Laut einer aktuellen Studie der iSuppli Corp. soll die Ausstattungszahl von Neufahrzeugen mit intelligenten Fahrerassistenzsystemen weltweit von 17,3 Millionen Einheiten auf bis zu 56,3 Millionen Einheiten im Jahr 2013 steigen.

In den USA lag die Zahl der im Straßenverkehr tödlich verunglückten Personen im Jahr 2003 bei 42.000, die der Verletzten bei 2,9 Millionen. Die Schadenssumme aller Verkehrsunfälle belief sich auf 231 Milliarden Dollar. Darin steckt ein großes Potential, sowohl was die Reduzierung der Verkehrstoten als auch der monetären Verluste von Versicherungen, staatlichen Behörden und Fahrzeughaltern anbelangt.

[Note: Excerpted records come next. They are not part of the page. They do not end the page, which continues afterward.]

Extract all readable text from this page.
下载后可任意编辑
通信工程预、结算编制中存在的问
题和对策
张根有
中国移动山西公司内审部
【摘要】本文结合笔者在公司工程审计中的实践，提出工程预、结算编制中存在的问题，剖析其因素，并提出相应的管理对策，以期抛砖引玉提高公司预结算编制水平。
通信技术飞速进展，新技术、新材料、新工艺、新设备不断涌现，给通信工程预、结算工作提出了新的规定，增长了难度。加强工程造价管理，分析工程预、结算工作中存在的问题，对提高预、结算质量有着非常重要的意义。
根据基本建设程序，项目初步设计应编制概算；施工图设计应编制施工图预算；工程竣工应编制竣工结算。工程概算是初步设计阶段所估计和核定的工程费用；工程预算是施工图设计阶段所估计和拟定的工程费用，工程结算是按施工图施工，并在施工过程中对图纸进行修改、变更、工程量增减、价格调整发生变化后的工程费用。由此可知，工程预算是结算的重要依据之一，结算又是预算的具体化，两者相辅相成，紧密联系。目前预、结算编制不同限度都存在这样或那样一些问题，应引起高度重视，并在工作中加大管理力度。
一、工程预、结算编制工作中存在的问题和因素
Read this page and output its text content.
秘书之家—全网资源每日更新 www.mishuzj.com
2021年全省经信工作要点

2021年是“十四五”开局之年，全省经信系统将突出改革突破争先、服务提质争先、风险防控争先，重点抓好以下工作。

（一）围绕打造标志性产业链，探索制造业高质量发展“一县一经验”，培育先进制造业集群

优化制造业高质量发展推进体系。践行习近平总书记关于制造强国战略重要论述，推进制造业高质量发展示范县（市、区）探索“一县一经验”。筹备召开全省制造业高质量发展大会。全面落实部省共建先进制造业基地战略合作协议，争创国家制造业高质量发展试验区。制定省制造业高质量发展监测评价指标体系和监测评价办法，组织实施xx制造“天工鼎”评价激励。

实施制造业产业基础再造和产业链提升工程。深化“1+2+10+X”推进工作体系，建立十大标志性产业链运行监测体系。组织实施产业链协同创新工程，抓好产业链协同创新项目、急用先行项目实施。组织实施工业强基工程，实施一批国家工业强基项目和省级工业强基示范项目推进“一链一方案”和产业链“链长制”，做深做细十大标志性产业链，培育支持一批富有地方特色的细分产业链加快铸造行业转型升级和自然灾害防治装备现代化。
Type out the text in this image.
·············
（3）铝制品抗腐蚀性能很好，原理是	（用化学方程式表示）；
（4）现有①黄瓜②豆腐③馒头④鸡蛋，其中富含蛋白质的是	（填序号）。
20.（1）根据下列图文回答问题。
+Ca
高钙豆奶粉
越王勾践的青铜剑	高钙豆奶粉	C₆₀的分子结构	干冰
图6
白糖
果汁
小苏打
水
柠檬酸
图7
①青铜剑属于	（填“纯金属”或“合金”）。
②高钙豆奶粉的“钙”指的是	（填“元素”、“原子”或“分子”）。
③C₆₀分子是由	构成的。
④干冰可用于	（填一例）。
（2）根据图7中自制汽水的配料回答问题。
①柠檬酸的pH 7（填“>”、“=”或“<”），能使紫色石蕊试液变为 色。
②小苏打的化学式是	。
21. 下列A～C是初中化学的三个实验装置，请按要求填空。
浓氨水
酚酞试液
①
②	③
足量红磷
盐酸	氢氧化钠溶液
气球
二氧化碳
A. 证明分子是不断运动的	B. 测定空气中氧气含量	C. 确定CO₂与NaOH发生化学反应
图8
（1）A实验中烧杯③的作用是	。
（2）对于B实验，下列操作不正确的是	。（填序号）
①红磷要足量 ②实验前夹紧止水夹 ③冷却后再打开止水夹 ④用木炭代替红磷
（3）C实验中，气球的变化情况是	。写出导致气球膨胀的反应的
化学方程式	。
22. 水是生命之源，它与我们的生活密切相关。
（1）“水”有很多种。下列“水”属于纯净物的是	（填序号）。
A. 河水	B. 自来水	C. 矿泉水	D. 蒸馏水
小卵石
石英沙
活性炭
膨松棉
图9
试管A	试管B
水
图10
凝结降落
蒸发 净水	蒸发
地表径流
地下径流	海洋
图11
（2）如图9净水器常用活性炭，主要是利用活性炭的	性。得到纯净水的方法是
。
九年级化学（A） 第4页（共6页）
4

Zusammen mit den sinkenden Preisen für Sensoren und Implementierung elektronischer Systeme leitet das Marktforschungsinstitut iSuppli daraus eine deutlich steigende Ausstattungsquote fest installierter intelligenter Fahrerassistenzsysteme ab. Zu solchen Systemen zählt iSuppli sowohl elektronische Stabilitätskontrollsysteme (ESP), Totwinkel- und Objekt-Erkennung, Abstandsregelsysteme, aber auch Parkassistenten, Nachtsichtgeräte, Aufmerksamkeits-Assistenten und Fahrspurassistenten. Sie machen das Fahren nicht nur komfortabler sondern vor allem auch sicherer.